Em pauta, questões sempre pertinentes na luta dessas mulheres, envolvendo os preconceitos estabelecidos por uma sociedade que prioriza o pensamento e a cultura de uma ideologia machista e racista, em detrimento das condições de vida das mulheres negras.
A busca por representatividade fortaleceu a necessidade de se marcar uma data de celebração mundial. Um dia para lembrar a importância dessas guerreiras, que encaram a luta do dia a dia no trabalho, na família, na escola, na rua e em qualquer ambiente, muitas vezes em condição de desigualdade; e parar marcar e fortalecer a necessidade de continuar enfrentando o racismo, o machismo, o sexismo, a misoginia e a intolerância religiosa.
O CRESS-ES convidou duas mulheres negras que representam bem essa força e essa luta constante, em defesa da igualdade de direitos e na busca por uma sociedade mais igualitária, para celebrarmos o dia 25 de julho. Data que ainda comemora, desde a criação da Lei 12.987, de 2014, o Dia Nacional de Tereza de Benguela e da Mulher Negra.
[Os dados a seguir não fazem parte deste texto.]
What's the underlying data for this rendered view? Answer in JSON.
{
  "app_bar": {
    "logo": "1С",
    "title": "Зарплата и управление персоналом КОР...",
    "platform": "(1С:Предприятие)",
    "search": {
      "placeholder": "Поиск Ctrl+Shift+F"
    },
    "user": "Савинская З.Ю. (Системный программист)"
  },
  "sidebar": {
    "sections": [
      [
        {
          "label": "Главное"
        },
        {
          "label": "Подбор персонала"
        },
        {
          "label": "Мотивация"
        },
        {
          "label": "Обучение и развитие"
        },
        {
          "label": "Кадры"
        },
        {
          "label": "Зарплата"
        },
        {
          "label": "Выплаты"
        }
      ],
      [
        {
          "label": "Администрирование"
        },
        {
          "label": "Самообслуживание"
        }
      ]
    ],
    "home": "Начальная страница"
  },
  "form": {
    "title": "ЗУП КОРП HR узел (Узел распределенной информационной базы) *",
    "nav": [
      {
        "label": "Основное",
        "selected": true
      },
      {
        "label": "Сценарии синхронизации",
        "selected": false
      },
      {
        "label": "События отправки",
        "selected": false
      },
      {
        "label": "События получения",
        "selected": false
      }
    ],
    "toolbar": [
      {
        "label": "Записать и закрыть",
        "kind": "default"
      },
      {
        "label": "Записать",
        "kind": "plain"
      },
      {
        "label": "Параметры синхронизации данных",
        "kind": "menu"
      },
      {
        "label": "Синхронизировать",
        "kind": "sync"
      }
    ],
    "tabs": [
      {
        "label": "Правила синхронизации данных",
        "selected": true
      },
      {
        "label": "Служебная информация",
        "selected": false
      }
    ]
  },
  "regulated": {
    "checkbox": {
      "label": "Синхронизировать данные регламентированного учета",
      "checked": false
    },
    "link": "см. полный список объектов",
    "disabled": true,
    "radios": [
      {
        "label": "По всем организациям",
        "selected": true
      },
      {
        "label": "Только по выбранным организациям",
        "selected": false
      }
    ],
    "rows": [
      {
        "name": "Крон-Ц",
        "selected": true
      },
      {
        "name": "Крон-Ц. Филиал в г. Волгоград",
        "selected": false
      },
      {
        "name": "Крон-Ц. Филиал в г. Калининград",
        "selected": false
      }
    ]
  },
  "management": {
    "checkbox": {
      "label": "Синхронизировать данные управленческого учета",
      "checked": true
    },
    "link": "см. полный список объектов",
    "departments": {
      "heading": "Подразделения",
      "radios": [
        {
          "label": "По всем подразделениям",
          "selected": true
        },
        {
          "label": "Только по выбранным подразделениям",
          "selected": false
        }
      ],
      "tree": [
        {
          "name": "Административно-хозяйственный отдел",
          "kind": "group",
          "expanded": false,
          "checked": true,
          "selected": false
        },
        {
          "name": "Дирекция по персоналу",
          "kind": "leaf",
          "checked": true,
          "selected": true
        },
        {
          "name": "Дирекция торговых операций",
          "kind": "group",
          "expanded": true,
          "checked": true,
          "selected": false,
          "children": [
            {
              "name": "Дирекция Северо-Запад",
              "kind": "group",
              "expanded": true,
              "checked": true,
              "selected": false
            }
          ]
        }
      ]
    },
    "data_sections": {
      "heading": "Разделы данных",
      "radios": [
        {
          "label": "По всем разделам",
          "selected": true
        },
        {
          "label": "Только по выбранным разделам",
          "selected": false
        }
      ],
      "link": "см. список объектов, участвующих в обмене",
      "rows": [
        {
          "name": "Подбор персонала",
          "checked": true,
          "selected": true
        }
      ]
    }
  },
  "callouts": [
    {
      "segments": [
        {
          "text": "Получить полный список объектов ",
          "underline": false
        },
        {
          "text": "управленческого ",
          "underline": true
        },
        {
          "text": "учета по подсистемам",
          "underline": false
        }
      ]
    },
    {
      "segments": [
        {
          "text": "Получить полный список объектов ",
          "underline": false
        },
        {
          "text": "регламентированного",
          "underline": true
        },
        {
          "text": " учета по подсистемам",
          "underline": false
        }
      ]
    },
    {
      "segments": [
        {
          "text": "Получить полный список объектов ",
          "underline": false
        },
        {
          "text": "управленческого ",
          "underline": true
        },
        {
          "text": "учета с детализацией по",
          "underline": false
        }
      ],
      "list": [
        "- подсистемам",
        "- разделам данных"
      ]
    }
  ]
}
Tereza de Benguela foi uma líder quilombola no século 18, do Vale do Guaporé, em Mato Grosso. Ela assumiu a luta da comunidade negra e indígena contra os opressores até a destruição do quilombo. Exemplo de resistência, sua luta e persistência permanecem no presente e ganham força quando somadas às representações atuais de enfrentamento a todo tipo de opressão.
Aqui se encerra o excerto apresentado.